# CVX. Disciplined convex programming error: Invalid constraint: {complex affine} >= {complex affine}

``````clc
clear all
N=3; %number of antennas
K=2; %number of users
channel=sqrt(1/2)*(randn(N,K)+1j*randn(N,K));
SINR_constraint_dB=(0:5:40);
N0=1;
for SINR_constraint_dB=0:5:40
SINR_constraint=10.^(SINR_constraint_dB/10);
cvx_solver sedumi
cvx_begin
for i=1:K
H(:,:,i)=channel(:,i)*channel(:,i)';
end
variable T(N,N,K) hermitian semidefinite
expression a(K+1);
a(1)=0;
for k=1:K
a(k+1)=a(k)+trace(T(:,:,k));
end
minimize a(K+1);
subject to
expression b;
for ii=1:K
b=trace(H(:,:,ii)*T(:,:,ii));
expression c(K+1);
c(1)=0;
for k=1:K
c(k+1)=c(k)+trace(H(:,:,ii)*T(:,:,k));
end
b >= SINR_constraint*((c(K+1)-b)+N0);
end
cvx_end
end
``````

There is error in this code:
Error using cvxprob/newcnstr (line 192)
Disciplined convex programming error:
Invalid constraint: {complex affine} >= {complex affine}
Error in >= (line 21)
b = newcnstr( evalin( ‘caller’, ‘cvx_problem’, ‘[]’ ), x, y, ‘>=’ );
Error in test1 (line 32)
b >= SINR_constraint*((c(K+1)-b)+N0);

How can I solve this problem?

The RHS of that inequality is complex, even though `H(:,:,i)` is real, because `T` is declared hermitian, so is complex.

You haven’t shown us what the value of `b` is, so I don’t know whether that is also complex.
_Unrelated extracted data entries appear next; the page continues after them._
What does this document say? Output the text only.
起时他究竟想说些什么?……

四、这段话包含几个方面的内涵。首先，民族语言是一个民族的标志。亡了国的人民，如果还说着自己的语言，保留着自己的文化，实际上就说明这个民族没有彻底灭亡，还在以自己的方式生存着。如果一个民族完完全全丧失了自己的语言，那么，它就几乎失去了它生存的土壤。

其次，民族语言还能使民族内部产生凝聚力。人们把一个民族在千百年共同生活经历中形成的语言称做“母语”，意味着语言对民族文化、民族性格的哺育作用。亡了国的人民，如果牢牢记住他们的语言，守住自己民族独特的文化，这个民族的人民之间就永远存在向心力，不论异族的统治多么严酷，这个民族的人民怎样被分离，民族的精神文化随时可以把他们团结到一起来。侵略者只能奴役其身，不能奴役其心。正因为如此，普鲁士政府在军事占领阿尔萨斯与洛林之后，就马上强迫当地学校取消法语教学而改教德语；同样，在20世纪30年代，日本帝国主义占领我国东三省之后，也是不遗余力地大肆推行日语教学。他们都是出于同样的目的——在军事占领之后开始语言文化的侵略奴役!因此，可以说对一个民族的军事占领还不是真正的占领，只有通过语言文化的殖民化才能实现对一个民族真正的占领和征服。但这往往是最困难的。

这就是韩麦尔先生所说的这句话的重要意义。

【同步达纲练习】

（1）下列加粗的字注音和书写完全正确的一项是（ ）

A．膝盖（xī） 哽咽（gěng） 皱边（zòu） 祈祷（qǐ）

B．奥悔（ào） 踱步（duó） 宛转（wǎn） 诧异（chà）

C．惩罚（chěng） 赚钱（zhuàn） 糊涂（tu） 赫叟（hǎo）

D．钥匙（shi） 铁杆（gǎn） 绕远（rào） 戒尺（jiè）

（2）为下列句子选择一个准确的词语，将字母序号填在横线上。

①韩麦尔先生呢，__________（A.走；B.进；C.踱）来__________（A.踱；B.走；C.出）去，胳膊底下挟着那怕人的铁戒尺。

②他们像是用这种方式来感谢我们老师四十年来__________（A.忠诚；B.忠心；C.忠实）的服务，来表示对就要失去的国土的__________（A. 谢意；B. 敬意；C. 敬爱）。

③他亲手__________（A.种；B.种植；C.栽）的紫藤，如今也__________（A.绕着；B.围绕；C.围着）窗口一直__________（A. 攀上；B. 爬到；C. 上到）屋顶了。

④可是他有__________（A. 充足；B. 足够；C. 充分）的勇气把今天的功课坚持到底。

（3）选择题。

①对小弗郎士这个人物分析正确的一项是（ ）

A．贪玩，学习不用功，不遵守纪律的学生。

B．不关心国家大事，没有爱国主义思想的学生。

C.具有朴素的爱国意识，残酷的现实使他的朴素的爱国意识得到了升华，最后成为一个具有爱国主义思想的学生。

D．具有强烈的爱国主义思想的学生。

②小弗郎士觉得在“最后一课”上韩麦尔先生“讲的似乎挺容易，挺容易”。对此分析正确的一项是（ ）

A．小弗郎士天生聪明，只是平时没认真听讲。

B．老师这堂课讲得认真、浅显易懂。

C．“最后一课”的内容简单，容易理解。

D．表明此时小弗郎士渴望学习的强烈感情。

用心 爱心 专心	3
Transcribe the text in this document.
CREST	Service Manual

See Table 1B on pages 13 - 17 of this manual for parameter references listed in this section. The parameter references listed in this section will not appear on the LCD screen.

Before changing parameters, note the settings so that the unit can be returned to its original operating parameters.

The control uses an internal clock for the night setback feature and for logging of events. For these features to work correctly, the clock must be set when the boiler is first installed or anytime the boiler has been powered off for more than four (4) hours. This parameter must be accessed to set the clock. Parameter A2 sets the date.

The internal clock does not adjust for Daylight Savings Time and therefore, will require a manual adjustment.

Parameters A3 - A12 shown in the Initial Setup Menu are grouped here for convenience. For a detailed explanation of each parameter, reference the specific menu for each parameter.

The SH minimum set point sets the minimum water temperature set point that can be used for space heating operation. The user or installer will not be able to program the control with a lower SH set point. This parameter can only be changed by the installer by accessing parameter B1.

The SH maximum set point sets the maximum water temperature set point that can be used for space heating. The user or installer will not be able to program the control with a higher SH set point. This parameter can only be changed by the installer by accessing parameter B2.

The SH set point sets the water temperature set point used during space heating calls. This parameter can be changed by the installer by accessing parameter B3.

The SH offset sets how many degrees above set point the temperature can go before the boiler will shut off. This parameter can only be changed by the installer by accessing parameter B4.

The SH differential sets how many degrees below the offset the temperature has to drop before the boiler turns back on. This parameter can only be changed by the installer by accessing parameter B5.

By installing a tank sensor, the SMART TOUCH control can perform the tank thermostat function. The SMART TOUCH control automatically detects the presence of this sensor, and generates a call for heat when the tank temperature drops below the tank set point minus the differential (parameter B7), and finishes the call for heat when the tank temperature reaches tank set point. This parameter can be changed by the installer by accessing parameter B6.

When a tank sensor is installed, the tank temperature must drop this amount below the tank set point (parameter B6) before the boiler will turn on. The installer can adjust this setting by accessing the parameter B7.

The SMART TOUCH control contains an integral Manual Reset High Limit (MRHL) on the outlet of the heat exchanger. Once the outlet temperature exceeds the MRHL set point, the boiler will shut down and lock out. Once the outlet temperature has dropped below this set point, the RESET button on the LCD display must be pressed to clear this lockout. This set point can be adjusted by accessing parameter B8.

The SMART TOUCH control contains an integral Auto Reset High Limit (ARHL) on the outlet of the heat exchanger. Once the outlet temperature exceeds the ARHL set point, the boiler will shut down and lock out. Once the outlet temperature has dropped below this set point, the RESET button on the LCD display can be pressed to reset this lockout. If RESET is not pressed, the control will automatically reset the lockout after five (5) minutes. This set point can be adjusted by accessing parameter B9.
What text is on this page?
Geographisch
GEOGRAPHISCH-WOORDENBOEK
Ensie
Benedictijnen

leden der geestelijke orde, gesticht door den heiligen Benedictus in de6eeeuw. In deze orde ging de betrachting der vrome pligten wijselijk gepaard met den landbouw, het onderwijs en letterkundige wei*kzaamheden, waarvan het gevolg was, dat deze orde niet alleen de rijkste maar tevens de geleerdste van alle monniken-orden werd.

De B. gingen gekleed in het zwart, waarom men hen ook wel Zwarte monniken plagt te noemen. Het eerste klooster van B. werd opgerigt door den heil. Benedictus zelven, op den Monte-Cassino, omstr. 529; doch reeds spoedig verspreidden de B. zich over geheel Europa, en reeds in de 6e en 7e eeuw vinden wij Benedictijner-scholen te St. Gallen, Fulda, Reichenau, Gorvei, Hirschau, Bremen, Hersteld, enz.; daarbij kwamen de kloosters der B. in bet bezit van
I don’t know what you want the inequality to be. You can have inequalities for whichever or both of

``````real(LHS) >= real(RHS)
imag(LHS) >= imag(LHS)
``````

you want.

One or both sides of an equality constraint may be complex; inequality constraints, on the other hand, must be real.